Case study NHS pay dispute: ‘We almost went under, my wife was forced into early retirement to keep us afloat’
PUBLISHED: 18:24 22 October 2014 | UPDATED: 18:30 22 October 2014
Radiographer Gary Watts took to the picket line along with colleagues on Monday in protest over the government’s refusal to approve a recommended 1 per cent payrise for NHS staff. Here Gary explains how a real terms decrease in wages has left his family close to going under.
For 21 years Gary Watts, 57, has been a radiographer at Barnet and Chase Farm Hospital and has worked hard to support his family. Before that he was a paramedic for nine years.
The father-of-three’s wife is a nurse who has worked for the NHS all her life.
This year, to avoid falling into debt, the couple made the decision that Gary’s wife should take early retirement.
“Basically we couldn’t make ends meet and over the last few years our savings have all disappeared,” he explained.
“We used to visit in-laws once a year in Ireland, go on a winter skiing holiday and a summer camping holiday in France.
“Last year we had a week in a caravan in Cornwall.
“That’s the sort of thing that’s changed.
“My wife took early retirement this year. She took a lump sum so we could clear the mortgage because we were going to go under.

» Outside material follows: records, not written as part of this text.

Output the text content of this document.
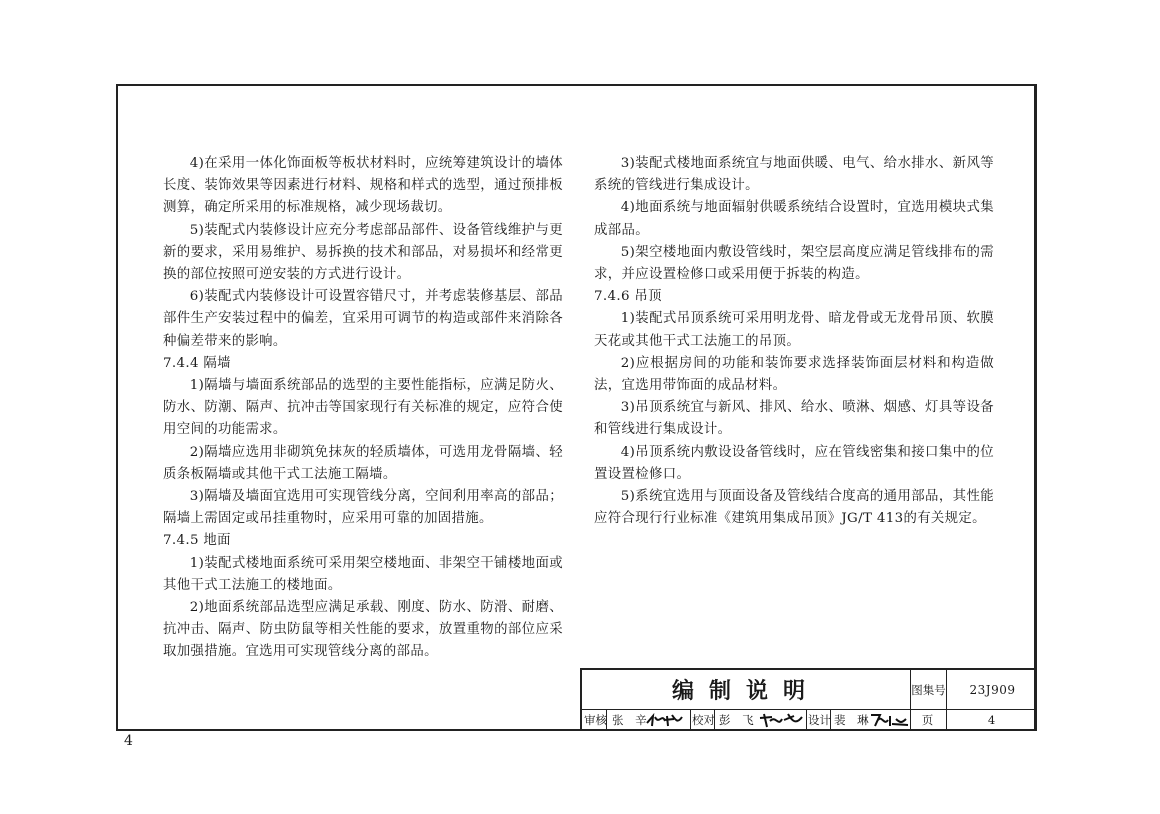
4)在采用一体化饰面板等板状材料时，应统筹建筑设计的墙体长度、装饰效果等因素进行材料、规格和样式的选型，通过预排板测算，确定所采用的标准规格，减少现场裁切。

5)装配式内装修设计应充分考虑部品部件、设备管线维护与更新的要求，采用易维护、易拆换的技术和部品，对易损坏和经常更换的部位按照可逆安装的方式进行设计。

6)装配式内装修设计可设置容错尺寸，并考虑装修基层、部品部件生产安装过程中的偏差，宜采用可调节的构造或部件来消除各种偏差带来的影响。

7.4.4 隔墙

1)隔墙与墙面系统部品的选型的主要性能指标，应满足防火、防水、防潮、隔声、抗冲击等国家现行有关标准的规定，应符合使用空间的功能需求。

2)隔墙应选用非砌筑免抹灰的轻质墙体，可选用龙骨隔墙、轻质条板隔墙或其他干式工法施工隔墙。

3)隔墙及墙面宜选用可实现管线分离，空间利用率高的部品；隔墙上需固定或吊挂重物时，应采用可靠的加固措施。

7.4.5 地面

1)装配式楼地面系统可采用架空楼地面、非架空干铺楼地面或其他干式工法施工的楼地面。

2)地面系统部品选型应满足承载、刚度、防水、防滑、耐磨、抗冲击、隔声、防虫防鼠等相关性能的要求，放置重物的部位应采取加强措施。宜选用可实现管线分离的部品。

3)装配式楼地面系统宜与地面供暖、电气、给水排水、新风等系统的管线进行集成设计。

4)地面系统与地面辐射供暖系统结合设置时，宜选用模块式集成部品。

5)架空楼地面内敷设管线时，架空层高度应满足管线排布的需求，并应设置检修口或采用便于拆装的构造。

7.4.6 吊顶

1)装配式吊顶系统可采用明龙骨、暗龙骨或无龙骨吊顶、软膜天花或其他干式工法施工的吊顶。

2)应根据房间的功能和装饰要求选择装饰面层材料和构造做法，宜选用带饰面的成品材料。

3)吊顶系统宜与新风、排风、给水、喷淋、烟感、灯具等设备和管线进行集成设计。

4)吊顶系统内敷设设备管线时，应在管线密集和接口集中的位置设置检修口。

5)系统宜选用与顶面设备及管线结合度高的通用部品，其性能应符合现行行业标准《建筑用集成吊顶》JG/T 413的有关规定。

编制说明	图集号	23J909
审核 张 辛	校对 彭 飞	设计 裴 琳	页	4
4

“We didn’t know how we were going to survive without getting into debt.
“She retired three years earlier than she wanted to, but at least we had a way out of it; a lot of people haven’t.”
Without the pressure of mortgage payments on the family home in Hoddesdon, the couple hope their financial worries will ease.
Their children have been honest that they would not consider following their parents into careers in the NHS.
“Looking towards the future, the government needs to encourage the brightest of students to take up health care professions,” said Gary. “My own children have said it: ‘Why would we take a degree and work in the health service when we can earn far more somewhere else’.”